Governador Simão Jatene durante a viagem a Moju. (Foto: Ag. Pará)
Governador Simão Jatene durante a viagem a Moju.   (Foto: Ag. Pará)
Governador Simão Jatene durante a viagem a Moju. (Foto: Ag. Pará)

O governador do Pará, Simão Jatene, (PSDB), se pronunciou em sua página oficial no Facebook sobre a reconstrução da ponte do Moju, que em março do ano passado foi atingida por uma balsa e foi parcialmente destruída. O texto a seguir, na íntegra são palavras do governador.

“Sem pretender responder um comentário específico, mas em respeito a algumas indagações, gostaria de esclarecer uma questão que nos tem incomodado a todos. Trata-se da reconstrução da ponte do Mojú. Após o lamentável acidente, orientamos que a área do governo responsável pelos projetos de infraestrutura procurasse a solução técnica mais rápida e segura.

A essa determinação seguiram-se várias avaliações sobre a extensão dos danos e, particularmente, sobre os riscos de uma intervenção que, é bom lembrar, não é simples e tampouco comum.

O abalroamento provocou a destruição do pilar 14, incluindo fundações, o desmoronamento dos vãos adjacentes e a formação de “rótulas” na superestrutura entre os pilares 12/13 e 15/16, exigindo escoramento preventivo nesses locais. Buscando maior segurança, foi inclusive consultado o autor do projeto original que, após vistoria no local, alertou que face a possibilidade de deslizamento da superestrutura, seria necessário realizar escoramento junto aos pilares 11 e 17.

Assim, o desafio inicial, que seria a retirada dos dois pedaços que ficaram pendurados e que pesam, aproximadamente, 70 ton. cada, exigiu a uma série de providências prévias, para que se preservasse a estrutura restante.

Em caráter emergencial foram iniciados os escoramentos enquanto, paralelamente, foram tomadas as providencias administrativas necessárias a contratação da elaboração do projeto de reconstrução da nova estrutura e seleção da empresa responsável para execução da obra.

Enquanto isso, na expectativa de ganhar tempo, se buscou ver a possibilidade de antecipar a retirada dos destroços submersos da estrutura que caiu, exatamente no local em que devem ser montados os equipamentos que serão utilizados na retirada da superestrutura pendentes (“linguas”). Mas também quanto a isso, os especialistas alertaram que sua retirada antes do reforço integral da ponte seria uma operação de alto risco e, como tal, desaconselhada.

Assim, se teve que esperar a conclusão de todo o reforço, para iniciar a fase de retirada dos destroços submersos, – para o que também são requeridos equipamentos especiais -, e só então promover o corte das “abas” que ficaram penduradas.
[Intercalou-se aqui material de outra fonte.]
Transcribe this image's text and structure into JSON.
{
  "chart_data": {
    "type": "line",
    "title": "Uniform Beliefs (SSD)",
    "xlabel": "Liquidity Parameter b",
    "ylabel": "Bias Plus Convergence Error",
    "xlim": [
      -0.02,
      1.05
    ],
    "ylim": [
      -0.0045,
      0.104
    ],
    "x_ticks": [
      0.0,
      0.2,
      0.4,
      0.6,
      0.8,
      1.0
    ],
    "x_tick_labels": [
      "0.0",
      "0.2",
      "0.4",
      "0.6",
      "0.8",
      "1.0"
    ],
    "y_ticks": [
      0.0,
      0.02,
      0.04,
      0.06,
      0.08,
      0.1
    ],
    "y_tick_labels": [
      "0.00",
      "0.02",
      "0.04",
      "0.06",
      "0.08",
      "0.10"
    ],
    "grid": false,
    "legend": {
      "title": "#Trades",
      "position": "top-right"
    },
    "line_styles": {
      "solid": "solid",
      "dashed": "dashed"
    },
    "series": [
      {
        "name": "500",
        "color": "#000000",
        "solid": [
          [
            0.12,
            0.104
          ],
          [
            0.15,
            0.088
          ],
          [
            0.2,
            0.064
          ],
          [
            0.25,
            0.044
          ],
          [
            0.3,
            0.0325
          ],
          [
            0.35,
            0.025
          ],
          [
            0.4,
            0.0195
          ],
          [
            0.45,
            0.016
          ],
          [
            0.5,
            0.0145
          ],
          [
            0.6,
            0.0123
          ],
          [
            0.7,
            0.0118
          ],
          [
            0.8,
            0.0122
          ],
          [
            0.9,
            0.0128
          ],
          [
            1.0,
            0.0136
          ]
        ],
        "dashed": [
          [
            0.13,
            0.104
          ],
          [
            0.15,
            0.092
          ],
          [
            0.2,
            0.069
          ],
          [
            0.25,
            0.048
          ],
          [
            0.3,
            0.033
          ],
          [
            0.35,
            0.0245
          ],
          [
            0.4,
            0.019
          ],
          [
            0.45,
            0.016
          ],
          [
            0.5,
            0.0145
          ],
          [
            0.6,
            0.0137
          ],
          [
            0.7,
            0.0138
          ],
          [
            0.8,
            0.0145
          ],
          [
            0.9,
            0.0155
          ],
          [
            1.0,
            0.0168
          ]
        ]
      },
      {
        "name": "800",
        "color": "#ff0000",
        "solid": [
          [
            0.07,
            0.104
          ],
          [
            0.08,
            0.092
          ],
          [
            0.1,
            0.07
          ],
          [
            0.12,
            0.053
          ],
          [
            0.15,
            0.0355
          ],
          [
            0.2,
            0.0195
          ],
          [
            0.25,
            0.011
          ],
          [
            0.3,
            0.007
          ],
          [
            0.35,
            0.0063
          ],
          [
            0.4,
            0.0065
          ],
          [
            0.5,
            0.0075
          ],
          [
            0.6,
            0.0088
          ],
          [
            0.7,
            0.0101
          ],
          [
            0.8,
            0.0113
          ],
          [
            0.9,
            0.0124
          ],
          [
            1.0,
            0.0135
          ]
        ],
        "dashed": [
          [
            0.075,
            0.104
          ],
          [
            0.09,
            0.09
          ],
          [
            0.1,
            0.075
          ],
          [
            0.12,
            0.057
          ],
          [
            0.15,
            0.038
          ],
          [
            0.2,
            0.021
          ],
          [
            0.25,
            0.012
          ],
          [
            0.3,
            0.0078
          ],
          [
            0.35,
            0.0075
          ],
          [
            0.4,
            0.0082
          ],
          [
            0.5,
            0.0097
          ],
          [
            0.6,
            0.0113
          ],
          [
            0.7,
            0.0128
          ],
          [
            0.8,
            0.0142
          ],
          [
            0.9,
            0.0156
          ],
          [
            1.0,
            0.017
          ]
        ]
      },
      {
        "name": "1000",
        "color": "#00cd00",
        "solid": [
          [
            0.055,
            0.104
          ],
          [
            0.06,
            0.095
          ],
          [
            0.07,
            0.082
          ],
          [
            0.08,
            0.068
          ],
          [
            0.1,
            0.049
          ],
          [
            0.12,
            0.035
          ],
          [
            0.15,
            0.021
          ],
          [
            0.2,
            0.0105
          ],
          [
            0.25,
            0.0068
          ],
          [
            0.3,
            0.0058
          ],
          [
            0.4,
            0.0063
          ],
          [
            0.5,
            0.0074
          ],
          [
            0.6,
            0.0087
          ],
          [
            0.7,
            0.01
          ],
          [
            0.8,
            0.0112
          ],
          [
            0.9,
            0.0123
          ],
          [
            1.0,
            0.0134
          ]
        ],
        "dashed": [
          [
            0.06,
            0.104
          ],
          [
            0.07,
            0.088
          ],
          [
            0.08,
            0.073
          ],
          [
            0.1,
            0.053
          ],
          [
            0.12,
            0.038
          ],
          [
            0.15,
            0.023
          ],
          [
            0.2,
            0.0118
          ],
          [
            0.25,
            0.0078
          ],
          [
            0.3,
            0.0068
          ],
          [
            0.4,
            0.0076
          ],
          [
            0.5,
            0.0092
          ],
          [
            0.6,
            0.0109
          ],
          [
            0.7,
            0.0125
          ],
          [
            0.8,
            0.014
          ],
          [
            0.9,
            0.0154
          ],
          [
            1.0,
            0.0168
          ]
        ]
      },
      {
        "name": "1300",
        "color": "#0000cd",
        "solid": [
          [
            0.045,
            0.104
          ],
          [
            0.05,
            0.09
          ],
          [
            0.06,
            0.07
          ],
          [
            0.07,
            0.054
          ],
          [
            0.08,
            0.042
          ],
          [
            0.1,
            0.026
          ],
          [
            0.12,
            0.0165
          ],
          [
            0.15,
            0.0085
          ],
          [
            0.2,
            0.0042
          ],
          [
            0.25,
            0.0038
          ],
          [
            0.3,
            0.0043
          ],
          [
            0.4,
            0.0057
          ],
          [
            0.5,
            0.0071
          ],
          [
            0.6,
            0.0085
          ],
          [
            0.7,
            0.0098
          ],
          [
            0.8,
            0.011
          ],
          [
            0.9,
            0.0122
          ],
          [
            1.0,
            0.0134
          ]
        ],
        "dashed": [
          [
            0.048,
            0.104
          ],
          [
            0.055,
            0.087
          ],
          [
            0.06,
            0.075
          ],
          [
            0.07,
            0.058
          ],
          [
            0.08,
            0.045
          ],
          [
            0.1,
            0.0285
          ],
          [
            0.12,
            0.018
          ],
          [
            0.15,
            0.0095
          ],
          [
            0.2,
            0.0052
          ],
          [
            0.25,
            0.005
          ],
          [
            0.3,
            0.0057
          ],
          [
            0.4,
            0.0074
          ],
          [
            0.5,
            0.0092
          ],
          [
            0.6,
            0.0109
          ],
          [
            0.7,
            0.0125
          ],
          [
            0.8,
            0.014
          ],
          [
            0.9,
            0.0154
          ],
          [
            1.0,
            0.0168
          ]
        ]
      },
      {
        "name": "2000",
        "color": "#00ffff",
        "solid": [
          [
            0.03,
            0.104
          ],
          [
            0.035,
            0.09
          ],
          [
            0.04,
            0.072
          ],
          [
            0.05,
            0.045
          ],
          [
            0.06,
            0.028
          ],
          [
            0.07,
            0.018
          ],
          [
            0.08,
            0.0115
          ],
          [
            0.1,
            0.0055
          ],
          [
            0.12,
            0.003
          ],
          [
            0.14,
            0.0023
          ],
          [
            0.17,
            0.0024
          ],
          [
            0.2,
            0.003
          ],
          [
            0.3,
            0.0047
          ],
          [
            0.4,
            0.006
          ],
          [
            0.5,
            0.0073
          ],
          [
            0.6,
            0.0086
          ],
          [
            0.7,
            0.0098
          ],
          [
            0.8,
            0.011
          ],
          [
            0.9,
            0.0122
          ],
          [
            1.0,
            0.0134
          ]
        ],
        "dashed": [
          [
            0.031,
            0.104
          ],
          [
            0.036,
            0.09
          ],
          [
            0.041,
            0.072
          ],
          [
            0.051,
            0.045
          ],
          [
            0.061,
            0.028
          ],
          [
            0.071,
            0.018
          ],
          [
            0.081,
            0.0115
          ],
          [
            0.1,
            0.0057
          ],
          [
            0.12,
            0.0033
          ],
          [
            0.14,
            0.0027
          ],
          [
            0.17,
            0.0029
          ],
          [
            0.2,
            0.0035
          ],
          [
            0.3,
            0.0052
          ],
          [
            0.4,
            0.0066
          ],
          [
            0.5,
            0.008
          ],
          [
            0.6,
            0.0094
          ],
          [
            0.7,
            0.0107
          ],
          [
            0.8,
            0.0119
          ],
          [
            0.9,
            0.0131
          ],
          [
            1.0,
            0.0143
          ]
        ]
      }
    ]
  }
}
Amigas e amigos, isso tudo provocou sucessivos atrasos no cronograma da obra e, lamentável, transtorno para os usuários.
Finalmente, segundo a empresa contratada, foram concluídas todas as medidas sugeridas para redução de riscos e estão chegando alguns equipamentos especialmente fabricados para retirada das estruturas pendentes. Assim, após vários percalços, o prazo para conclusão integral da obra, definido pela construtora é de 10 meses. Ou seja, até final desse ano, considerando, segundo os técnicos, que a parte mais complicada e que menos aparece já foi concluída.

Amigas e amigos,

Certamente, sempre alguém irá pensar: será que não dava pra ser mais rápido? Talvez. Eu também tenho dúvidas, mas quando se trata de decidir sobre ações que podem colocar em risco a vida de pessoas, a prudência e o cuidado sempre são os melhores companheiros, ainda que isso tenha algum ônus e desgaste. A orientação é seguir as determinações dos especialistas. Que Deus nos dê sabedoria.”